Diese Lücke versuchte der frühere AfD-Politiker Ferhat Sentürk aus Aachen mit mehreren Versammlungen auszufüllen. Er und seine Unterstützer*innen konnten im März 2025 am S-Bahnhof Ostkreuz die mit rund 900 Teilnehmenden größte rechtsextreme Versammlung des Jahres in Berlin durchführen. Zum Auftakt trat der Sänger der prominenten rechtsextremen Band „Kategorie C“ auf. Der Aufmarsch wurde durch Protestierende blockiert und musste abgebrochen werden. Nach Streitigkeiten zerfiel der Zusammenschluss um Sentürk bereits im Frühjahr wieder.
Auch in den Folgemonaten kam es unter den neuen rechtsextrem(-orientierten) Zusammenschlüssen wiederholt zu Konflikten, etwa um die Person des DJV-Chefs. Dieser war im April 2025 wegen diverser Gewalttaten zu einer mehrjährigen Haftstrafe verurteilt worden, die er im September antrat. Letztlich gelang es der DJV nicht, den von ihr postulierten Führungsanspruch zu behaupten.
Neue Generation rechtsextremer Aktivist*innen?
2025 entstanden diverse rechtsextreme Zusammenschlüsse und Cliquen mit eigenen Social-Media-Auftritten, von denen viele jedoch bald wieder verschwanden oder sich in ihrer personellen Zusammensetzung veränderten. Neben den schon älteren Zusammenschlüssen DJV und „Jung und Stark“ existieren weiterhin „Deutsche Patrioten Voran“, „Jägertruppe“ und „Berliner Jugend“. Diese bestehen jeweils offenbar nur aus einer niedrigen zweistelligen Personenzahl. Zudem verloren nicht nur in der Hauptstadtregion viele jugendliche Sympathisant*innen und Mitläufer*innen wieder das Interesse an der Szene oder an bestehenden Zusammenschlüssen. Die schon 2024 prägenden homo-, queer- sowie transfeindlichen Proteste und Anfeindungen gegen CSD- und Pride-Veranstaltungen fielen 2025 deutlich kleiner aus.

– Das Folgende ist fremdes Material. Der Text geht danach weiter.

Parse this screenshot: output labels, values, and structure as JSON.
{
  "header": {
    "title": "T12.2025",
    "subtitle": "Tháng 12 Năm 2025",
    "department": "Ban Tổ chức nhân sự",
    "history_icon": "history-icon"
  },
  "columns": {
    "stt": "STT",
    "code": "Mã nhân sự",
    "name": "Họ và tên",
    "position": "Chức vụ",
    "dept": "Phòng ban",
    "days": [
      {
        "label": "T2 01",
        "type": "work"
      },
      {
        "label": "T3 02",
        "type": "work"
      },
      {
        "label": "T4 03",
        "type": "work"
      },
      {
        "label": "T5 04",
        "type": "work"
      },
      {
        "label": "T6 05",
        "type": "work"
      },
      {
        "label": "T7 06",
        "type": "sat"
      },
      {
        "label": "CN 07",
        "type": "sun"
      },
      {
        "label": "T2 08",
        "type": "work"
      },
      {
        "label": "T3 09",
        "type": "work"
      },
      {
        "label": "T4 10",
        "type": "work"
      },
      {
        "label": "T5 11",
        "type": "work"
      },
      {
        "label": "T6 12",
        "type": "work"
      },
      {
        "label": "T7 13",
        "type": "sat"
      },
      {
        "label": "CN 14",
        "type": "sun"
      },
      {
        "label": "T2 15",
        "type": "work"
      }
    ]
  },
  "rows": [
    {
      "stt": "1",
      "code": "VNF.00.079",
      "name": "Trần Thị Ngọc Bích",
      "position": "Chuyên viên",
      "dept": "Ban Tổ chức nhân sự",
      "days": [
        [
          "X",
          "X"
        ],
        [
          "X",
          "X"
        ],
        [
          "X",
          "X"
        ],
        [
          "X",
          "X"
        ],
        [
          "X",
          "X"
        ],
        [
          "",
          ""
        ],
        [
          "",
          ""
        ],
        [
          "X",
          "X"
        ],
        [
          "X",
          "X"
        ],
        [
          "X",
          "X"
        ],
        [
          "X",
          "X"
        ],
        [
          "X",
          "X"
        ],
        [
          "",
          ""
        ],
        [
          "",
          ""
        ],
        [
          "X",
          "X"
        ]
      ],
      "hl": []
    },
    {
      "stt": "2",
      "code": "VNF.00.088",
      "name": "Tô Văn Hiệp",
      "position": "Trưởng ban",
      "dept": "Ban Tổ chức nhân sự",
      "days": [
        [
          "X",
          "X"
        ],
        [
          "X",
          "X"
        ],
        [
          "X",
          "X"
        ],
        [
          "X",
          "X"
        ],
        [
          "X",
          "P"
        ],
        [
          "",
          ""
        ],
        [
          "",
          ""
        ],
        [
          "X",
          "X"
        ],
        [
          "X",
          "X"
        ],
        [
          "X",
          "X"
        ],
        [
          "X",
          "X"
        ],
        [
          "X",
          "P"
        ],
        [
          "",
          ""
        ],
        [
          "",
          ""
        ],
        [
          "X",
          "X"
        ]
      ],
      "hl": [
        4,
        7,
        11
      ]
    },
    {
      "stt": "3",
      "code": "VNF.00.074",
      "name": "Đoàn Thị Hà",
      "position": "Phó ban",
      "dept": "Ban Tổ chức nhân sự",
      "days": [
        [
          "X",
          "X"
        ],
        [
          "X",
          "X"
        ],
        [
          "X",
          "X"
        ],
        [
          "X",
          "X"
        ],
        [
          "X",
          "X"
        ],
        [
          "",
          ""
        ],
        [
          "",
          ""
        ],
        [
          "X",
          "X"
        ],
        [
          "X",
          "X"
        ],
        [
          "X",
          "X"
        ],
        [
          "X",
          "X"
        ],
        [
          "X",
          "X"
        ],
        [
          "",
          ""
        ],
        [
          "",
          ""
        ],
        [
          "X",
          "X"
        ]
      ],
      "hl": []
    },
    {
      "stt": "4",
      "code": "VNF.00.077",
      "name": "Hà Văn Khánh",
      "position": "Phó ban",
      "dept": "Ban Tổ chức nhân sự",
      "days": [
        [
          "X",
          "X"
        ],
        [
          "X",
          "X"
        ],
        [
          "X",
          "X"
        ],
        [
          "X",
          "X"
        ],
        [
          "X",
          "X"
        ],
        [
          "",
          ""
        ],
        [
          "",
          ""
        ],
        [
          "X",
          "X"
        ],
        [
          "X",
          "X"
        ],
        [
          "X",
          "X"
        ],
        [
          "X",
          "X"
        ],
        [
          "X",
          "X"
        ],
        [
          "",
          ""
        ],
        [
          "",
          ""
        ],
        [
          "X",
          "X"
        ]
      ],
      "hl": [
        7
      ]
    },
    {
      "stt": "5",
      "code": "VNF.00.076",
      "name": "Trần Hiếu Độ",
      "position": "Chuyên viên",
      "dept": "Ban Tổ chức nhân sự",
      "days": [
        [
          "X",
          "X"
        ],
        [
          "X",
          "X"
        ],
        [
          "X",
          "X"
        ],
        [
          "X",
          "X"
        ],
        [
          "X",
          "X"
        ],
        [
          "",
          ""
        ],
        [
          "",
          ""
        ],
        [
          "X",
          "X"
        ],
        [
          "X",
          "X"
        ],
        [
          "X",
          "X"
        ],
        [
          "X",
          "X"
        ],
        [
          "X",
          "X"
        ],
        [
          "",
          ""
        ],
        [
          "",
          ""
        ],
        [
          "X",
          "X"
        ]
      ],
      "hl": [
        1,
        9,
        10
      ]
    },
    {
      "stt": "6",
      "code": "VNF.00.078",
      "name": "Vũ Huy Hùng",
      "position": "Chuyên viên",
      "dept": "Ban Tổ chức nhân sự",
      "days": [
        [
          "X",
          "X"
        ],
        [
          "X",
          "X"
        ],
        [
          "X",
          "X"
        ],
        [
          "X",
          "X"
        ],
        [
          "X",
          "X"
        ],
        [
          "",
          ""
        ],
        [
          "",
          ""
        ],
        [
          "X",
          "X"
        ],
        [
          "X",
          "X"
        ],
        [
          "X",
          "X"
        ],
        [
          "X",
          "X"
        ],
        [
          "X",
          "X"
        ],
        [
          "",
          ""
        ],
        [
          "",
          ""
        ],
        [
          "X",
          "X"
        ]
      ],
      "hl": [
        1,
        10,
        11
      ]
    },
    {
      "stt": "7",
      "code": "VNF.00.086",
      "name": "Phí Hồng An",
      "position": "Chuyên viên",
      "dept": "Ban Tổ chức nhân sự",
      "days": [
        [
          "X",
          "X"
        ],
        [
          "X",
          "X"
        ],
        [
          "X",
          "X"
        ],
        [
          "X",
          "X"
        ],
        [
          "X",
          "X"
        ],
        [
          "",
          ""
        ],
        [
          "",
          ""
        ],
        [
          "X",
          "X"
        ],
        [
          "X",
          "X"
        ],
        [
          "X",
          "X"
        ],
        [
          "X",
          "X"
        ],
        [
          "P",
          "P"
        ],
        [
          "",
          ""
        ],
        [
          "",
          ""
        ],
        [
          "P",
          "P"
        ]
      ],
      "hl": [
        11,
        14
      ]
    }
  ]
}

Die neuen Zusammenschlüsse mit ihrer lauten Selbstinszenierung im Netz und auf der Straße repräsentieren zahlenmäßig zwar nur einen kleinen Teil der rechtsextrem orientierten Kinder und Jugendlichen in Berlin und Umland. Doch dass sich in Teilen dieser Altersgruppen eine rechtsextreme Ideologisierung und Mobilisierung vollzieht, belegen die vielen Beratungsanfragen besorgter Lehrkräfte, Sozialarbeiter*innen und Eltern, die wie schon 2024 auch 2025 bei der MBR eingingen. Als Reaktion veröffentlichten die MBR und das „Antifaschistische Pressearchiv und Bildungszentrum“ (Apabiz) eine Broschüre mit Informationen und Handlungsempfehlungen speziell für Jugendarbeiter*innen.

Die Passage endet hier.